Organisme professionnel de prévention du bâtiment et des travaux publics (OPPBTP)

avis 20142537 - Séance du 18/09/2014

Monsieur X a saisi la commission d’accès aux documents administratifs, par courrier enregistré à son secrétariat le 30 juin 2014, à la suite du refus opposé par le secrétaire général de l’organisme professionnel de prévention du bâtiment et des travaux publics à sa demande de communication d’une copie des comptes de l’Organisme professionnel de prévention du bâtiment et des travaux publics (OPPBTP) comportant notamment les parts et/ou les placements confiés à BTP Associations, avec mention des plus ou moins-values latentes.

La commission indique que le Conseil d’État, dans sa décision CE, Sect., 22 février 2007, Association du personnel relevant des établissements pour inadaptés, n° 264541, a jugé qu’indépendamment des cas dans lesquels le législateur a lui-même entendu reconnaître ou, à l’inverse, exclure l’existence d’un service public, une personne privée qui assure une mission d’intérêt général sous le contrôle de l’administration et qui est dotée à cette fin de prérogatives de puissance publique est chargée de l’exécution d’un service public. Toutefois, même en l’absence de telles prérogatives, une personne privée doit également être regardée, dans le silence de la loi, comme assurant une mission de service public lorsque, eu égard à l’intérêt général de son activité, aux conditions de sa création, de son organisation ou de son fonctionnement, aux obligations qui lui sont imposées ainsi qu’aux mesures prises pour vérifier que les objectifs qui lui sont assignés sont atteints, il apparaît que l’administration a entendu lui confier une telle mission.

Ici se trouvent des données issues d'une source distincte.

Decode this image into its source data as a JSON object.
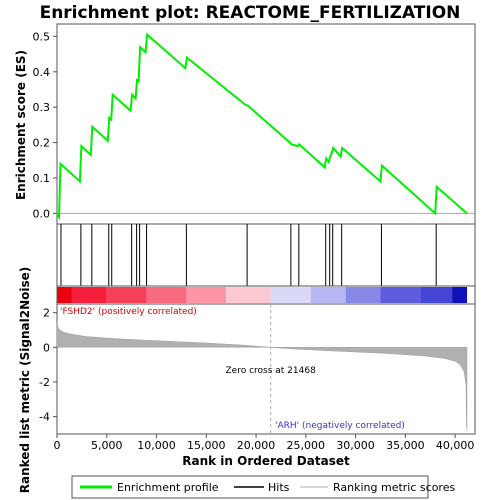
{
  "chart_data": {
    "type": "line",
    "title": "Enrichment plot: REACTOME_FERTILIZATION",
    "colors": {
      "profile": "#00ee00",
      "hits": "#000000",
      "metric_fill": "#b0b0b0",
      "pos_text": "#dd0000",
      "neg_text": "#3333cc",
      "frame": "#555555"
    },
    "top_panel": {
      "ylabel": "Enrichment score (ES)",
      "ylim": [
        -0.03,
        0.535
      ],
      "yticks": [
        0.0,
        0.1,
        0.2,
        0.3,
        0.4,
        0.5
      ],
      "ytick_labels": [
        "0.0",
        "0.1",
        "0.2",
        "0.3",
        "0.4",
        "0.5"
      ],
      "xlim": [
        0,
        42000
      ],
      "series": [
        {
          "x": [
            0,
            200,
            350,
            2300,
            2450,
            3400,
            3550,
            5100,
            5250,
            5450,
            5600,
            7400,
            7550,
            7900,
            8050,
            8200,
            8350,
            8900,
            9050,
            12900,
            13050,
            19000,
            19150,
            23400,
            23550,
            24200,
            24350,
            26900,
            27050,
            27300,
            27450,
            27600,
            27750,
            28500,
            28650,
            32500,
            32650,
            38000,
            38150,
            41200
          ],
          "y": [
            0.0,
            -0.01,
            0.14,
            0.09,
            0.19,
            0.165,
            0.245,
            0.205,
            0.27,
            0.265,
            0.335,
            0.29,
            0.335,
            0.325,
            0.38,
            0.37,
            0.47,
            0.455,
            0.505,
            0.41,
            0.44,
            0.305,
            0.305,
            0.2,
            0.195,
            0.19,
            0.195,
            0.13,
            0.155,
            0.145,
            0.16,
            0.17,
            0.185,
            0.16,
            0.185,
            0.09,
            0.135,
            0.0,
            0.075,
            0.0
          ]
        }
      ]
    },
    "hits": {
      "positions": [
        400,
        2400,
        3500,
        5200,
        5500,
        7500,
        8000,
        8300,
        9000,
        13000,
        19100,
        23500,
        24300,
        27000,
        27400,
        27700,
        28600,
        32600,
        38100
      ]
    },
    "ribbon": {
      "xlim": [
        0,
        41200
      ],
      "segments": [
        {
          "from": 0,
          "to": 1500,
          "color": "#e8000e"
        },
        {
          "from": 1500,
          "to": 5000,
          "color": "#f51f3b"
        },
        {
          "from": 5000,
          "to": 9000,
          "color": "#f6405a"
        },
        {
          "from": 9000,
          "to": 13000,
          "color": "#f86a80"
        },
        {
          "from": 13000,
          "to": 17000,
          "color": "#fa96a6"
        },
        {
          "from": 17000,
          "to": 21468,
          "color": "#fcc9d2"
        },
        {
          "from": 21468,
          "to": 25500,
          "color": "#d9d8f6"
        },
        {
          "from": 25500,
          "to": 29000,
          "color": "#b7b6f0"
        },
        {
          "from": 29000,
          "to": 32500,
          "color": "#8a88e7"
        },
        {
          "from": 32500,
          "to": 36500,
          "color": "#5e5cdc"
        },
        {
          "from": 36500,
          "to": 39700,
          "color": "#4444d6"
        },
        {
          "from": 39700,
          "to": 41200,
          "color": "#1111bb"
        }
      ]
    },
    "bottom_panel": {
      "ylabel": "Ranked list metric (Signal2Noise)",
      "xlabel": "Rank in Ordered Dataset",
      "ylim": [
        -5.0,
        2.5
      ],
      "yticks": [
        -4,
        -2,
        0,
        2
      ],
      "ytick_labels": [
        "-4",
        "-2",
        "0",
        "2"
      ],
      "xlim": [
        0,
        42000
      ],
      "xticks": [
        0,
        5000,
        10000,
        15000,
        20000,
        25000,
        30000,
        35000,
        40000
      ],
      "xtick_labels": [
        "0",
        "5,000",
        "10,000",
        "15,000",
        "20,000",
        "25,000",
        "30,000",
        "35,000",
        "40,000"
      ],
      "metric": {
        "x": [
          0,
          150,
          400,
          800,
          1500,
          3000,
          6000,
          10000,
          15000,
          19000,
          21468,
          24000,
          28000,
          33000,
          37000,
          39000,
          40000,
          40500,
          40900,
          41100,
          41150,
          41200
        ],
        "y": [
          1.4,
          1.1,
          0.95,
          0.85,
          0.75,
          0.62,
          0.5,
          0.38,
          0.25,
          0.12,
          0.0,
          -0.1,
          -0.22,
          -0.35,
          -0.5,
          -0.65,
          -0.8,
          -1.0,
          -1.4,
          -2.2,
          -4.5,
          -4.8
        ]
      },
      "zero_cross_label": "Zero cross at 21468",
      "zero_cross": 21468,
      "pos_label": "'FSHD2' (positively correlated)",
      "neg_label": "'ARH' (negatively correlated)"
    },
    "legend": {
      "placement": "bottom",
      "items": [
        {
          "label": "Enrichment profile",
          "kind": "profile"
        },
        {
          "label": "Hits",
          "kind": "hits"
        },
        {
          "label": "Ranking metric scores",
          "kind": "metric"
        }
      ]
    }
  }
}
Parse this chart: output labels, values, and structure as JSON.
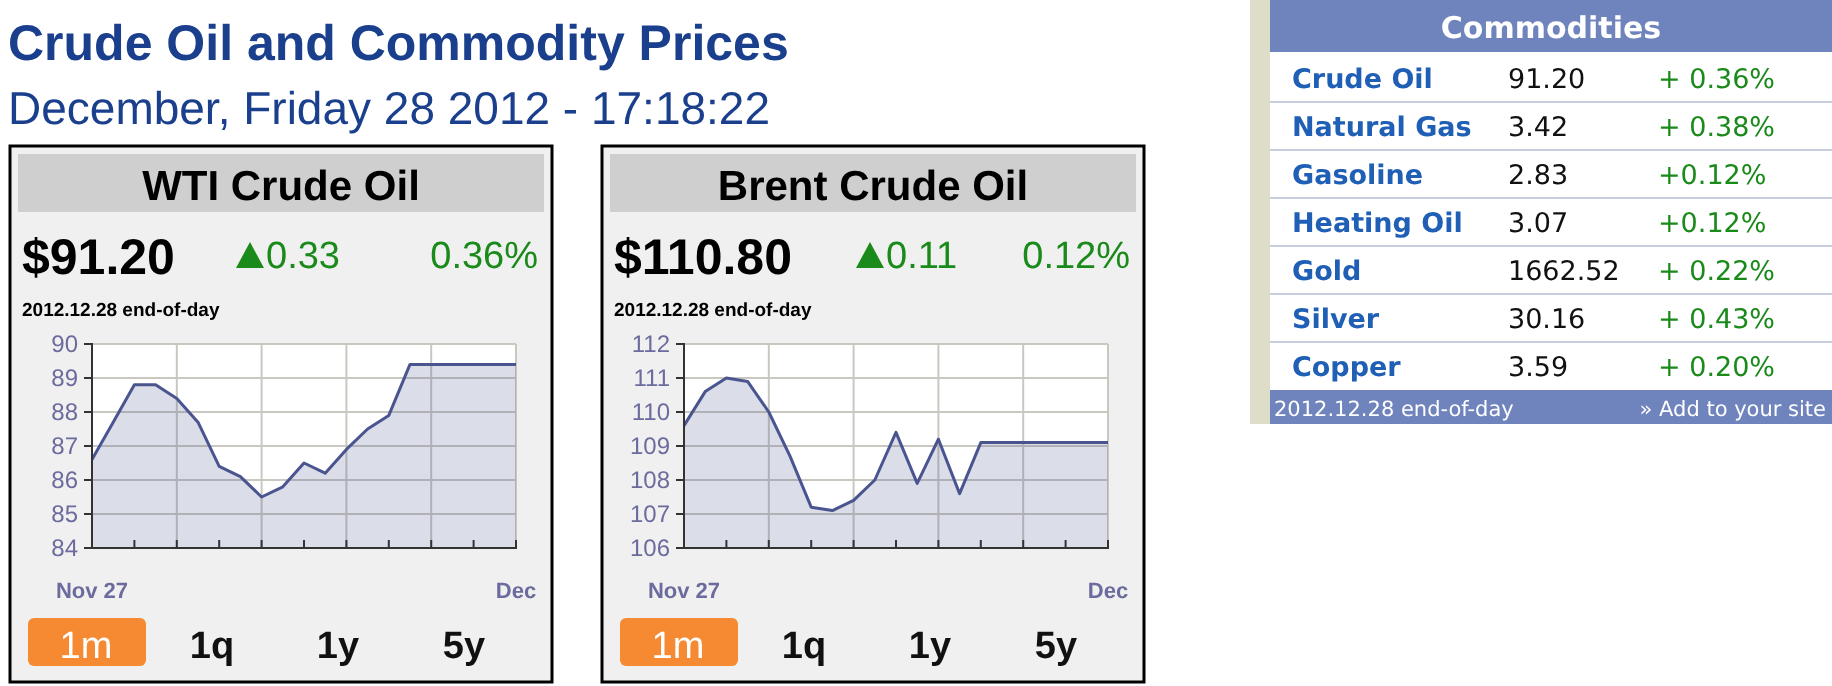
{
  "chart_data": [
    {
      "type": "other",
      "title": "Crude Oil and Commodity Prices",
      "subtitle": "December, Friday 28 2012 - 17:18:22"
    },
    {
      "type": "area",
      "title": "WTI Crude Oil",
      "color": "#4a5590",
      "categories": [
        "Nov 27",
        null,
        null,
        null,
        null,
        null,
        null,
        null,
        null,
        null,
        null,
        null,
        null,
        null,
        null,
        null,
        null,
        null,
        null,
        null,
        "Dec"
      ],
      "values": [
        86.6,
        87.7,
        88.8,
        88.8,
        88.4,
        87.7,
        86.4,
        86.1,
        85.5,
        85.8,
        86.5,
        86.2,
        86.9,
        87.5,
        87.9,
        89.4,
        89.4,
        89.4,
        89.4,
        89.4,
        89.4
      ],
      "ylim": [
        84,
        90
      ],
      "yticks": [
        84,
        85,
        86,
        87,
        88,
        89,
        90
      ],
      "grid": true,
      "annotations": [
        "$91.20",
        "0.33",
        "0.36%",
        "2012.12.28 end-of-day",
        "1m",
        "1q",
        "1y",
        "5y"
      ]
    },
    {
      "type": "area",
      "title": "Brent Crude Oil",
      "color": "#4a5590",
      "categories": [
        "Nov 27",
        null,
        null,
        null,
        null,
        null,
        null,
        null,
        null,
        null,
        null,
        null,
        null,
        null,
        null,
        null,
        null,
        null,
        null,
        null,
        "Dec"
      ],
      "values": [
        109.6,
        110.6,
        111.0,
        110.9,
        110.0,
        108.7,
        107.2,
        107.1,
        107.4,
        108.0,
        109.4,
        107.9,
        109.2,
        107.6,
        109.1,
        109.1,
        109.1,
        109.1,
        109.1,
        109.1,
        109.1
      ],
      "ylim": [
        106,
        112
      ],
      "yticks": [
        106,
        107,
        108,
        109,
        110,
        111,
        112
      ],
      "grid": true,
      "annotations": [
        "$110.80",
        "0.11",
        "0.12%",
        "2012.12.28 end-of-day",
        "1m",
        "1q",
        "1y",
        "5y"
      ]
    },
    {
      "type": "other",
      "title": "Commodities",
      "annotations": [
        "Crude Oil",
        "91.20",
        "+ 0.36%",
        "Natural Gas",
        "3.42",
        "+ 0.38%",
        "Gasoline",
        "2.83",
        "+0.12%",
        "Heating Oil",
        "3.07",
        "+0.12%",
        "Gold",
        "1662.52",
        "+ 0.22%",
        "Silver",
        "30.16",
        "+ 0.43%",
        "Copper",
        "3.59",
        "+ 0.20%",
        "2012.12.28 end-of-day",
        "» Add to your site"
      ]
    }
  ]
}
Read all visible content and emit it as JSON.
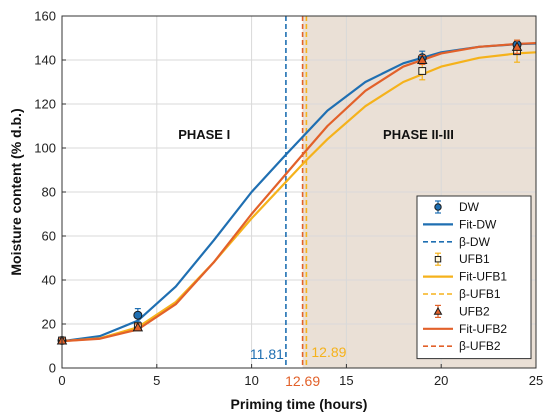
{
  "chart_data": {
    "type": "line",
    "xlabel": "Priming time (hours)",
    "ylabel": "Moisture content (% d.b.)",
    "xlim": [
      0,
      25
    ],
    "ylim": [
      0,
      160
    ],
    "xticks": [
      0,
      5,
      10,
      15,
      20,
      25
    ],
    "yticks": [
      0,
      20,
      40,
      60,
      80,
      100,
      120,
      140,
      160
    ],
    "grid": true,
    "legend_position": "bottom-right",
    "colors": {
      "dw": "#1f6fb2",
      "ufb1": "#f5b21b",
      "ufb2": "#e2612a",
      "phase_shade": "#eae0d6"
    },
    "phase_shade_start": 12.69,
    "annotations": [
      {
        "key": "phase1",
        "text": "PHASE I",
        "x": 7.5,
        "y": 104
      },
      {
        "key": "phase2",
        "text": "PHASE II-III",
        "x": 18.8,
        "y": 104
      }
    ],
    "beta_labels": [
      {
        "key": "b-dw",
        "text": "11.81",
        "x": 11.81,
        "color": "#1f6fb2"
      },
      {
        "key": "b-ufb2",
        "text": "12.69",
        "x": 12.69,
        "color": "#e2612a"
      },
      {
        "key": "b-ufb1",
        "text": "12.89",
        "x": 12.89,
        "color": "#f5b21b"
      }
    ],
    "series": [
      {
        "key": "dw",
        "name": "DW",
        "marker": "circle",
        "color": "#1f6fb2",
        "points": [
          {
            "x": 0,
            "y": 12.5,
            "err": 1
          },
          {
            "x": 4,
            "y": 24,
            "err": 3
          },
          {
            "x": 19,
            "y": 141,
            "err": 3
          },
          {
            "x": 24,
            "y": 147,
            "err": 2
          }
        ]
      },
      {
        "key": "ufb1",
        "name": "UFB1",
        "marker": "square",
        "color": "#f5b21b",
        "points": [
          {
            "x": 0,
            "y": 12.5,
            "err": 1
          },
          {
            "x": 4,
            "y": 19,
            "err": 1.5
          },
          {
            "x": 19,
            "y": 135,
            "err": 4
          },
          {
            "x": 24,
            "y": 144,
            "err": 5
          }
        ]
      },
      {
        "key": "ufb2",
        "name": "UFB2",
        "marker": "triangle",
        "color": "#e2612a",
        "points": [
          {
            "x": 0,
            "y": 12.5,
            "err": 1
          },
          {
            "x": 4,
            "y": 18.5,
            "err": 1.5
          },
          {
            "x": 19,
            "y": 140,
            "err": 2
          },
          {
            "x": 24,
            "y": 146,
            "err": 3
          }
        ]
      }
    ],
    "fits": [
      {
        "key": "dw",
        "name": "Fit-DW",
        "color": "#1f6fb2",
        "points": [
          [
            0,
            12.2
          ],
          [
            2,
            14.5
          ],
          [
            4,
            21.5
          ],
          [
            6,
            37
          ],
          [
            8,
            58
          ],
          [
            10,
            80
          ],
          [
            11.81,
            97
          ],
          [
            14,
            117
          ],
          [
            16,
            130
          ],
          [
            18,
            138.5
          ],
          [
            20,
            143.5
          ],
          [
            22,
            146
          ],
          [
            24,
            147.2
          ],
          [
            25,
            147.5
          ]
        ]
      },
      {
        "key": "ufb1",
        "name": "Fit-UFB1",
        "color": "#f5b21b",
        "points": [
          [
            0,
            12.2
          ],
          [
            2,
            13.5
          ],
          [
            4,
            18.5
          ],
          [
            6,
            30
          ],
          [
            8,
            48
          ],
          [
            10,
            68
          ],
          [
            12.89,
            94.5
          ],
          [
            14,
            104
          ],
          [
            16,
            119
          ],
          [
            18,
            130
          ],
          [
            20,
            137
          ],
          [
            22,
            141
          ],
          [
            24,
            143
          ],
          [
            25,
            143.5
          ]
        ]
      },
      {
        "key": "ufb2",
        "name": "Fit-UFB2",
        "color": "#e2612a",
        "points": [
          [
            0,
            12.2
          ],
          [
            2,
            13.3
          ],
          [
            4,
            17.5
          ],
          [
            6,
            29
          ],
          [
            8,
            48
          ],
          [
            10,
            70
          ],
          [
            12.69,
            97
          ],
          [
            14,
            110
          ],
          [
            16,
            126
          ],
          [
            18,
            137
          ],
          [
            20,
            143
          ],
          [
            22,
            146
          ],
          [
            24,
            147.3
          ],
          [
            25,
            147.7
          ]
        ]
      }
    ],
    "betas": [
      {
        "key": "dw",
        "name": "β-DW",
        "x": 11.81,
        "color": "#1f6fb2"
      },
      {
        "key": "ufb1",
        "name": "β-UFB1",
        "x": 12.89,
        "color": "#f5b21b"
      },
      {
        "key": "ufb2",
        "name": "β-UFB2",
        "x": 12.69,
        "color": "#e2612a"
      }
    ],
    "legend": [
      {
        "kind": "marker",
        "marker": "circle",
        "series": "dw",
        "text": "DW"
      },
      {
        "kind": "line",
        "series": "dw",
        "text": "Fit-DW"
      },
      {
        "kind": "dash",
        "series": "dw",
        "text": "β-DW"
      },
      {
        "kind": "marker",
        "marker": "square",
        "series": "ufb1",
        "text": "UFB1"
      },
      {
        "kind": "line",
        "series": "ufb1",
        "text": "Fit-UFB1"
      },
      {
        "kind": "dash",
        "series": "ufb1",
        "text": "β-UFB1"
      },
      {
        "kind": "marker",
        "marker": "triangle",
        "series": "ufb2",
        "text": "UFB2"
      },
      {
        "kind": "line",
        "series": "ufb2",
        "text": "Fit-UFB2"
      },
      {
        "kind": "dash",
        "series": "ufb2",
        "text": "β-UFB2"
      }
    ]
  }
}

En l’espèce, la commission relève que l’OPPBTP, organisme paritaire financé par des cotisations d’entreprises, a vu ses missions encadrées par le décret n° 2007-1284 du 28 août 2007. L’OPPBTP doit notamment contribuer à la promotion de la prévention des accidents du travail et des maladies professionnelles ou à caractère professionnel ainsi qu’à l’amélioration des conditions de travail dans les entreprises adhérentes : il assume ainsi une mission d’intérêt général.

La commission souligne que l’État définit les orientations de cet organisme et prend part à son fonctionnement interne dès lors notamment qu’un représentant du ministre du travail assiste au conseil du comité national avec voix consultative, que le ministre peut décider de réunir ce conseil, que le budget n’est exécutoire qu’en l’absence d’opposition du ministre dans un délai de 21 jours et que le taux des cotisations des entreprises adhérentes est fixé par arrêté ministériel. Elle relève en outre que l’État signe avec lui des conventions pluriannuelles de partenariat concernant la prévention des risques professionnels, dans le cadre desquelles l’action de l’OPPBTP est évaluée.

Aussi, eu égard à ses modalités d’organisation et de fonctionnement, la commission considère que cet organisme est chargé de la gestion d’un service public au sens l’article 1er de la loi du 17 juillet 1978.

La commission estime toutefois que c’est dans la mesure où ils présentent un lien suffisamment direct avec la mission de service public poursuivie par un tel organisme que les documents sollicités présentent le caractère de documents administratifs, au sens de la loi du 17 juillet 1978 (cf, s’agissant des comptes d’une association, CE 25 juillet 2008, commissariat à l’énergie atomique, n° 280163 ; s’agissant de relevés bancaires, CAA de Bordeaux, 16 juillet 1998, société d’économie mixte Côte rocheuse catalane). Elle précise que les éléments de comptabilité et les relevés de comptes bancaires ne sont communicables qu’après occultation, parmi les lignes se rapportant de façon suffisamment directe à l’exécution de la mission de service public, de celles dont la communication porterait atteinte aux dispositions du II de l’article 6 de la loi, notamment le secret en matière industrielle et commerciale des entreprises adhérentes.

La commission relève que la demande de Monsieur X, qui doit être regardée comme ne portant que sur des documents relatifs à des plus ou moins-values générées par des prises de participation de l’OPPBTP dans une Sicav, ne concerne pas une activité présentant un lien suffisamment direct avec sa mission de service public. La commission ne s’estime ainsi pas compétente pour statuer sur la demande de Monsieur X.